Core ML Overview
Build solid ML skills step by step. Clear goals, small projects, and habits that make models reliable in the real world.
ML Lifecycle
From idea to impact
See the full journey: define the problem, prepare data, build a baseline, evaluate with the right metrics, deploy, and monitor. Learn to loop—measure, improve, and repeat.
You’ll learn: Framing problems, setting metrics, experiment tracking, deployment basics, and monitoring
Model foundations
The classics that still win
Master the workhorses: linear/logistic regression, trees, ensembles, and k‑NN. Understand bias–variance, regularization, cross‑validation, and when simple beats complex.
You’ll learn: Baselines, feature–target fit, regularization, cross‑validation, and strong starter models
Supervised learning
Predict with labels
Build classifiers and regressors that generalize. Compare models, tune hyperparameters, and read learning curves to avoid overfitting.
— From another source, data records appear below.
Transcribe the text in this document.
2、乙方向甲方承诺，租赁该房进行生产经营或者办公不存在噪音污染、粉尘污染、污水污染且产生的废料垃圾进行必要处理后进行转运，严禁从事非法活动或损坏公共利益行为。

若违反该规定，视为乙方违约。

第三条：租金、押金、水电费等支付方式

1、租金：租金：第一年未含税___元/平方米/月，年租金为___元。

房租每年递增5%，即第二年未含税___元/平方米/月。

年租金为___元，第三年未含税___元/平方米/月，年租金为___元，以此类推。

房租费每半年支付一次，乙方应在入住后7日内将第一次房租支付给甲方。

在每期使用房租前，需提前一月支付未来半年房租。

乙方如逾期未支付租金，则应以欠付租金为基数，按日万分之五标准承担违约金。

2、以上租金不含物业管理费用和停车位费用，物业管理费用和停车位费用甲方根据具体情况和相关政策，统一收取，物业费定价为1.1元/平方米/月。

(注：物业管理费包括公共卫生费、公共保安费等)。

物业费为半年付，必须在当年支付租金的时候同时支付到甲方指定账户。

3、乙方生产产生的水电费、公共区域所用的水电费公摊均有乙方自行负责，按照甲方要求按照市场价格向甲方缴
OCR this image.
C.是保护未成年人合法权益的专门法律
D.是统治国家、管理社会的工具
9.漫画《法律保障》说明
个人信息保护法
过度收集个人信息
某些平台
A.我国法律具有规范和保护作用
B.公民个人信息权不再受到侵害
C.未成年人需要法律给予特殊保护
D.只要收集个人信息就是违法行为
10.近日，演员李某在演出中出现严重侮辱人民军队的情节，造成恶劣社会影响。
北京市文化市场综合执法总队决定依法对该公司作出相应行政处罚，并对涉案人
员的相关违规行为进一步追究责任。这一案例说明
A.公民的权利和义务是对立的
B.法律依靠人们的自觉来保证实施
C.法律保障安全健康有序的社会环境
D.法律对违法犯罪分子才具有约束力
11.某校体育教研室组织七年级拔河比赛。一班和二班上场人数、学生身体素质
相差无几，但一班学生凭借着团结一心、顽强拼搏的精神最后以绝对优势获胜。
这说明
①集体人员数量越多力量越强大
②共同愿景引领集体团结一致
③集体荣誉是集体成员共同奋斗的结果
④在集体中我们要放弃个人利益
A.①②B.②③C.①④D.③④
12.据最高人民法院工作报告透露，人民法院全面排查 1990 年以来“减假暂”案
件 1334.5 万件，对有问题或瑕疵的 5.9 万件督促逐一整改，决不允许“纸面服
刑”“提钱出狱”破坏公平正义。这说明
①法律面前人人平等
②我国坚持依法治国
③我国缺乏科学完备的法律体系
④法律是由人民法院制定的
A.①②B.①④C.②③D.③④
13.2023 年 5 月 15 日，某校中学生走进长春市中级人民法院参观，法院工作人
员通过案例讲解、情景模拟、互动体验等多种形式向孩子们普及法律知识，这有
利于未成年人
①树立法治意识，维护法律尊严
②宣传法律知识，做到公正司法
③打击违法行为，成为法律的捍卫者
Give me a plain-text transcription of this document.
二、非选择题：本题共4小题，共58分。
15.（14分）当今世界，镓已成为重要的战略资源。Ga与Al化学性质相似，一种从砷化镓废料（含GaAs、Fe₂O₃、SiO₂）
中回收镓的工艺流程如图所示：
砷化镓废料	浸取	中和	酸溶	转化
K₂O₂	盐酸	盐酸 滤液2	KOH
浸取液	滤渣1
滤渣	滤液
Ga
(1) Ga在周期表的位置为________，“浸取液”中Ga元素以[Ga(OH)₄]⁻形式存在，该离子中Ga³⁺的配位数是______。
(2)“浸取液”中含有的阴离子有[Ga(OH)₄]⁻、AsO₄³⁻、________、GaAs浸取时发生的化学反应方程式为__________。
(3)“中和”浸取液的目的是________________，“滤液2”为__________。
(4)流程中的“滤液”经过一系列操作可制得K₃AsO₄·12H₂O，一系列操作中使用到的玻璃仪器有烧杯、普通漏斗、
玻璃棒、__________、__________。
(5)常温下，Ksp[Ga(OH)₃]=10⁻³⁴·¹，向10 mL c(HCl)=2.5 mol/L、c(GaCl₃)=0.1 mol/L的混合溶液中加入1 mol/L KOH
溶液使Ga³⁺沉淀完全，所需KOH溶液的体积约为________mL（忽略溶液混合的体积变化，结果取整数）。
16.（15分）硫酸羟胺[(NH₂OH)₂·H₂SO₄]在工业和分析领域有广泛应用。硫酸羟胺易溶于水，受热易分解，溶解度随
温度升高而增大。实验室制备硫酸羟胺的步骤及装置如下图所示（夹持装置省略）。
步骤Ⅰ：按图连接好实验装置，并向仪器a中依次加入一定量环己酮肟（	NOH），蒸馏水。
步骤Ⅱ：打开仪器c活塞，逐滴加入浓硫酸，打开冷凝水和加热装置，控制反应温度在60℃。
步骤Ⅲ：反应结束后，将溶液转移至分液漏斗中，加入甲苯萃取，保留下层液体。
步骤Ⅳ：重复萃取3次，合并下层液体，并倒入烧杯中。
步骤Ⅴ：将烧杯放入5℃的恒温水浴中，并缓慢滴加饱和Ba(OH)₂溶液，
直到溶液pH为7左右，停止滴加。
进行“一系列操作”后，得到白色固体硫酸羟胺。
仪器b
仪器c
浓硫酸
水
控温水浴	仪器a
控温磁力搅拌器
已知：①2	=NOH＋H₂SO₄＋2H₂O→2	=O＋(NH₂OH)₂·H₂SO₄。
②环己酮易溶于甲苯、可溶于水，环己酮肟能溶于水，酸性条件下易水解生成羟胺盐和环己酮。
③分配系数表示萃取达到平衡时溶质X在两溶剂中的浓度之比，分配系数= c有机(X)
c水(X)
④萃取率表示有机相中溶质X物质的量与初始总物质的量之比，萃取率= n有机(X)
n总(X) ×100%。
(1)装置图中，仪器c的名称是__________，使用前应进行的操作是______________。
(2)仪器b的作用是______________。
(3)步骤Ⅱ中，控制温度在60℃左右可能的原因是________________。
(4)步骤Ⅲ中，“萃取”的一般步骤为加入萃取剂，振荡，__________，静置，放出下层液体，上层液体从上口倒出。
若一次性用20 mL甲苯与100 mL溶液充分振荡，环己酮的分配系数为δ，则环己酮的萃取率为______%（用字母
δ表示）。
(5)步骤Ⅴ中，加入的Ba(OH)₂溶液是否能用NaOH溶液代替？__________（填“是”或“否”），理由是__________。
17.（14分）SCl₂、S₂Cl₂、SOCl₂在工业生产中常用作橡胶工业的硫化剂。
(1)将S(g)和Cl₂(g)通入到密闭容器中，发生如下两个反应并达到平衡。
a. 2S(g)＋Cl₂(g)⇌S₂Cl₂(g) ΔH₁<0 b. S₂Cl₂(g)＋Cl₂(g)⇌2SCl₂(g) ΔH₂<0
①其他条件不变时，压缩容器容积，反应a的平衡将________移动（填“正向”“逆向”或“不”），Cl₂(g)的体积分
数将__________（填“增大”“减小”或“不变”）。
You’ll learn: Pipelines, metrics (accuracy, F1, ROC‑AUC, MAE/RMSE), hyperparameter search, and model selection
Unsupervised learning
Find structure without labels
Discover patterns and reduce noise. Cluster similar items and compress features while keeping signal.
You’ll learn: k‑means, hierarchical clustering, DBSCAN, PCA, t‑SNE/UMAP basics, and evaluation without labels
Start simple, measure honestly, and improve in small steps. A clear baseline plus good metrics will take most projects farther than fancy tricks.